Kötü niyet tazminatı, iş güvencesinden yararlanamayan işçinin, belirsiz süreli iş sözleşmesinin işveren tarafından kötü niyetli olarak feshedilmesinin hukuki yaptırımı olarak karşımıza çıkmaktadır.
İş güvencesi kapsamında bulunan işçiler, yani 30 kişiden fazla işçi çalışan işyerlerinde en az 6 aydır çalışan kişiler, kötü niyet tazminatından yararlanamazlar.
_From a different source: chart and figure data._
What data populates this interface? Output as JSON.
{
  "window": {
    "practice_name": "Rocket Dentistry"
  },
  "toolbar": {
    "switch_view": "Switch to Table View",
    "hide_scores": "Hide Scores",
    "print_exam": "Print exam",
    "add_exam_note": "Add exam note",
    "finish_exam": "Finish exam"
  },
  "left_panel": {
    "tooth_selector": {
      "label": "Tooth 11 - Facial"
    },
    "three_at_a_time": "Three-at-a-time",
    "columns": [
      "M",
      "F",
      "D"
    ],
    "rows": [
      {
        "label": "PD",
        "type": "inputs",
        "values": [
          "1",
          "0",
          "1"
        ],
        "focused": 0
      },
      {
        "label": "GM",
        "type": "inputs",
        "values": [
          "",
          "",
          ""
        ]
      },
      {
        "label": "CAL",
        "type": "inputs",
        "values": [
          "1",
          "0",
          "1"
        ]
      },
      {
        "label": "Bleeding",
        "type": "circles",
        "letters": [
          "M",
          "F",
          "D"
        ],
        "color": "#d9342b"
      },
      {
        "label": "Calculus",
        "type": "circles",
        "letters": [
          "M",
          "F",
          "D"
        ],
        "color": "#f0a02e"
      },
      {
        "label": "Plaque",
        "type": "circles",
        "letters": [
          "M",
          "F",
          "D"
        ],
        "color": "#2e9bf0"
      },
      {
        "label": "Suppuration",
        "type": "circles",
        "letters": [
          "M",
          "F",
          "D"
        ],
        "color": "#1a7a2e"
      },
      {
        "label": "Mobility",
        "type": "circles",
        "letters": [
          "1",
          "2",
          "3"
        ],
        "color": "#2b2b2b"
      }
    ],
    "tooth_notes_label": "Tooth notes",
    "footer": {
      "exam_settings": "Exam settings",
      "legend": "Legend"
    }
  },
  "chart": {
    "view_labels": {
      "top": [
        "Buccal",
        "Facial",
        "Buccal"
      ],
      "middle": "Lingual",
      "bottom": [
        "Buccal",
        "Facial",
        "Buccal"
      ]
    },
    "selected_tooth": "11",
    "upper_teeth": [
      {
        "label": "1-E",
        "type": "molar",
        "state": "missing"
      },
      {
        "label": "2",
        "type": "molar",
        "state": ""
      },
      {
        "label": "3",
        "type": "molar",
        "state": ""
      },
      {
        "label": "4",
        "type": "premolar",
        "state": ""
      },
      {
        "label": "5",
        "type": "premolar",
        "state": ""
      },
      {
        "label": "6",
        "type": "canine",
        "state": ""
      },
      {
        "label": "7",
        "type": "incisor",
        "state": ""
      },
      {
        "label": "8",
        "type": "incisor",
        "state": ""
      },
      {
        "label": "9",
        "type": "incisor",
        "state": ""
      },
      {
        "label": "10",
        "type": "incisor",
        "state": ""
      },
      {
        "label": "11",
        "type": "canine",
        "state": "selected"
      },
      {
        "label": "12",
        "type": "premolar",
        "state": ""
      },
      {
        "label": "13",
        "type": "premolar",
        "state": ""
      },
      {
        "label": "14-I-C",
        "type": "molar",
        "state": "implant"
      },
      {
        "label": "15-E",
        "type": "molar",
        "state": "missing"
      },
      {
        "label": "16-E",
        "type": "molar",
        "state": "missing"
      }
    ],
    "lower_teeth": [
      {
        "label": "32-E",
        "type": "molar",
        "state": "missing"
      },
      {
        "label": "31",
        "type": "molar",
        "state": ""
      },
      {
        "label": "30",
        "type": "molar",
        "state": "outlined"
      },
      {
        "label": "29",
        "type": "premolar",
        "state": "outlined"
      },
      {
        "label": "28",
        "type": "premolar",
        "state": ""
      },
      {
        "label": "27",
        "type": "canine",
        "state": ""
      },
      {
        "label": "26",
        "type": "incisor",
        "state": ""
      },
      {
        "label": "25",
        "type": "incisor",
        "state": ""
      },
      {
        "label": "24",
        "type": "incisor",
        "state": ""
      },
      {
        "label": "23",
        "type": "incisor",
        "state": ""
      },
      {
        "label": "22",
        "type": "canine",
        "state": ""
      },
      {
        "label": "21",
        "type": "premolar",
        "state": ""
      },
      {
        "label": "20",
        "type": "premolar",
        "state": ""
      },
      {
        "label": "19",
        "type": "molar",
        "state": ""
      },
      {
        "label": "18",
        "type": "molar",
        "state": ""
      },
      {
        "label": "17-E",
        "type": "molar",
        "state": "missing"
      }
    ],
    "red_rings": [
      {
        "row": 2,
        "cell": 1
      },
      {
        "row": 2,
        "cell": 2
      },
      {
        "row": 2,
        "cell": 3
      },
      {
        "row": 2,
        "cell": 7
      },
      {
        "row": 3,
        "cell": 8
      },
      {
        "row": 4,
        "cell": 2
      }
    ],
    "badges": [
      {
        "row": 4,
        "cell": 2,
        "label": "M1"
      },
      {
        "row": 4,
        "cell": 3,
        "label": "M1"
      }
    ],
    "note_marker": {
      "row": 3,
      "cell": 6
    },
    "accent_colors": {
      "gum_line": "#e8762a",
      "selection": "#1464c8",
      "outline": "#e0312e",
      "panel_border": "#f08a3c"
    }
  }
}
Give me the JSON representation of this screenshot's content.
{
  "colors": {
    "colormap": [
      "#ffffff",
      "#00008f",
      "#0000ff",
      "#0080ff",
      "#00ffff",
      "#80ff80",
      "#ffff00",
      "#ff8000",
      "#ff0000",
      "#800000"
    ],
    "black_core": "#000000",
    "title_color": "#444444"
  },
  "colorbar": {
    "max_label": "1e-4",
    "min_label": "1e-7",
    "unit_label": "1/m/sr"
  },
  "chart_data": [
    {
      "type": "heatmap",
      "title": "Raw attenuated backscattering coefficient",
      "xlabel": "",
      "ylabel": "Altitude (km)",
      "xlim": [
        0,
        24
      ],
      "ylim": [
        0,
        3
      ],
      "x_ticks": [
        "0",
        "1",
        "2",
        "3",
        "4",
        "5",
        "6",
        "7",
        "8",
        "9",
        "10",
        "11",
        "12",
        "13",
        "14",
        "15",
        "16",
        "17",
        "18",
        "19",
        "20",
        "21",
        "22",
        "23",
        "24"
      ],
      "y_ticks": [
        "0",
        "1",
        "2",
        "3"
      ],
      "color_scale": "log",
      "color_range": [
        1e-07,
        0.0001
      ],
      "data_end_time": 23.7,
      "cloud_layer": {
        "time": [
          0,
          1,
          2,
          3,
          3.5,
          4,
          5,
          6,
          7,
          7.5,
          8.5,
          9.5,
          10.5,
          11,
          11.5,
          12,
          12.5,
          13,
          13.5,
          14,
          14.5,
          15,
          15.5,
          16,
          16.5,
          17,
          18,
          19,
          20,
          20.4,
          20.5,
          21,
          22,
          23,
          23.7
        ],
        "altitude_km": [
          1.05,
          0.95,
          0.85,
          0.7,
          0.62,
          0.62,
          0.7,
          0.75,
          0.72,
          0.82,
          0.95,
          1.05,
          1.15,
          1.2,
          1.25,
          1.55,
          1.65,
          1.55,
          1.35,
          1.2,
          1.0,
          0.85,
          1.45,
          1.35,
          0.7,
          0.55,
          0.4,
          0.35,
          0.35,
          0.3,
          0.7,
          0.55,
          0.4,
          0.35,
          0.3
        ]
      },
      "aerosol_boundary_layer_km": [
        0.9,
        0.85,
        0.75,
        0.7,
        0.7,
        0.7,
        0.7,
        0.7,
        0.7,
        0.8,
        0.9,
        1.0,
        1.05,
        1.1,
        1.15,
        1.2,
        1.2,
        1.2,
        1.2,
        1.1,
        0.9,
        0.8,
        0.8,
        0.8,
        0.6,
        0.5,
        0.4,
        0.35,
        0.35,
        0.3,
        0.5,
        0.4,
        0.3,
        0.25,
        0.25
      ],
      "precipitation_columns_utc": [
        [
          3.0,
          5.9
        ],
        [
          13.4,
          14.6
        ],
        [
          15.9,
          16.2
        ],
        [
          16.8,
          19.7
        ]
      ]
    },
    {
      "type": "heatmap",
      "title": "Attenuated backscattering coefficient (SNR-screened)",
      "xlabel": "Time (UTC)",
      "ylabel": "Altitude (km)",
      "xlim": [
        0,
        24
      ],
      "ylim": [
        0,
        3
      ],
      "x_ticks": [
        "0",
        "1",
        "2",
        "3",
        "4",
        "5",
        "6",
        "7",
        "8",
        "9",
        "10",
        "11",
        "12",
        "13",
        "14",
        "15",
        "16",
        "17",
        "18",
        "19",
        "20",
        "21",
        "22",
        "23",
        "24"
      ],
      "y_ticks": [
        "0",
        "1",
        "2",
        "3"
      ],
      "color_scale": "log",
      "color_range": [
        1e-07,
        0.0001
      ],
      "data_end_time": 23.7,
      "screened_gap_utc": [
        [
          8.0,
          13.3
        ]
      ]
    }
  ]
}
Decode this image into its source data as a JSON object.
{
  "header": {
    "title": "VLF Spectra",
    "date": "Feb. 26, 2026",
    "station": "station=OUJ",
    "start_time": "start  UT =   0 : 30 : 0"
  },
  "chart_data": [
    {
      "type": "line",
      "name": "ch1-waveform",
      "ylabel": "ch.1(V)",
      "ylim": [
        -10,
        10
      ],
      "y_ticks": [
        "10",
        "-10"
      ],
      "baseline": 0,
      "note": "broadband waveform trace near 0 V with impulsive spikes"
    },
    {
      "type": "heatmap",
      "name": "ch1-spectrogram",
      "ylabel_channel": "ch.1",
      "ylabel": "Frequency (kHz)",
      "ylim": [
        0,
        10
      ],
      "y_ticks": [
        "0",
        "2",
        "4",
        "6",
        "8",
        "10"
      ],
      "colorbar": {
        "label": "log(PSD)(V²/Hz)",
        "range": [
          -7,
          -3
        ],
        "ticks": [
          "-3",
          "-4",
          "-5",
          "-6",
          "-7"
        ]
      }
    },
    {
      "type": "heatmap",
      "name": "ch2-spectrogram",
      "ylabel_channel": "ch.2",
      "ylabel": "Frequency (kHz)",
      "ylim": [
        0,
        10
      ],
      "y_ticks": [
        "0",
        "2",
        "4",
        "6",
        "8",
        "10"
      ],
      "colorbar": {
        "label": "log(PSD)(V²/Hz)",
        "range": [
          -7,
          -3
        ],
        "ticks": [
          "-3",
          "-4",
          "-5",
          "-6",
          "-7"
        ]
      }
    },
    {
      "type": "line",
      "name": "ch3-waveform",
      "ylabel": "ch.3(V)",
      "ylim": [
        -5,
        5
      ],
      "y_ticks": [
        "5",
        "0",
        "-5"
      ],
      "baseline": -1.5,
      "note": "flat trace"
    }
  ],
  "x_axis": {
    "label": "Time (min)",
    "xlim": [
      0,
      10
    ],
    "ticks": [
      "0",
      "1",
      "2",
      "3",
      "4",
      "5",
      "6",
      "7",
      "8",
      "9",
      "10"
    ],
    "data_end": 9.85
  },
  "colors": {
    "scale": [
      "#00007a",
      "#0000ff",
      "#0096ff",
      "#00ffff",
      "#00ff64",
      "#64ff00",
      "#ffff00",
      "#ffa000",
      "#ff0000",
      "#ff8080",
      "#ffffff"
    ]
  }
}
Kanun bu kişiler için, işe iade ya da işe iade kararına uyulmaması halinde iş güvencesi tazminatı öngörmüştür. İş güvencesi kapsamında olmayan kişiler için oluşturulmuş tazminat hakkıdır ve kıdem ve ihbar tazminatlarının dışında düzenlenmiştir.
Örneğin, herhangi bir sebeple işvereninizi SGK ya şikayet ettiniz. İşveren de sırf bu sebepten sizi işten attı. Burada ilk kazanacağınız tazminat İhbar tazminatı hakkıdır; ancak, dava açmadan bu hakkınızı elde edemezsiniz. Ayrıca, iş sözleşmeniz de haksız olarak feshedildiği için kötü niyet tazminatı hakkınız da doğuyor. Tüm bunlar için ayrıca dava açılması gerekirken, davalar 10 yıl içinde açılmalıdır.
İşçinin işveren kişiden bu tazminatı isteyebilmesi için, işverenin fesih hakkını kötüye kullandığını ispat etmesi gereklidir. Kanun, kötü niyetin varlığına dair ispat yükünü işçiye yüklemiştir. Fesih hakkının kötüye kullanımı, usulünce yapılmış bildirimli fesihte değil, usulsüz fesihte söz konusu olabiliyor. Bu durumda işçi işverenden, hem kötü niyet tazminatı, hem ihbar tazminatı hem de kıdem tazminatı talep edebilir.
Kötü niyet tazminatının varlığından bahsedebilmek için, işin sürekli bir iş olması gerekmektedir. Çünkü süreksiz işlerde, bu durum uygulanamaz. En çok otuz iş günü süren işlere süreksiz iş, daha uzun süreli süren işlere sürekli iş denir.
Çoğu çalışan işsiz kaldığında kıdem tazminatı hakkının varolduğunu düşünüp, ihbar tazminatı hakkının varlığından habersizdir. Kötü niyet tazminatının adını ise duyan çok çok az sayıda kişidir.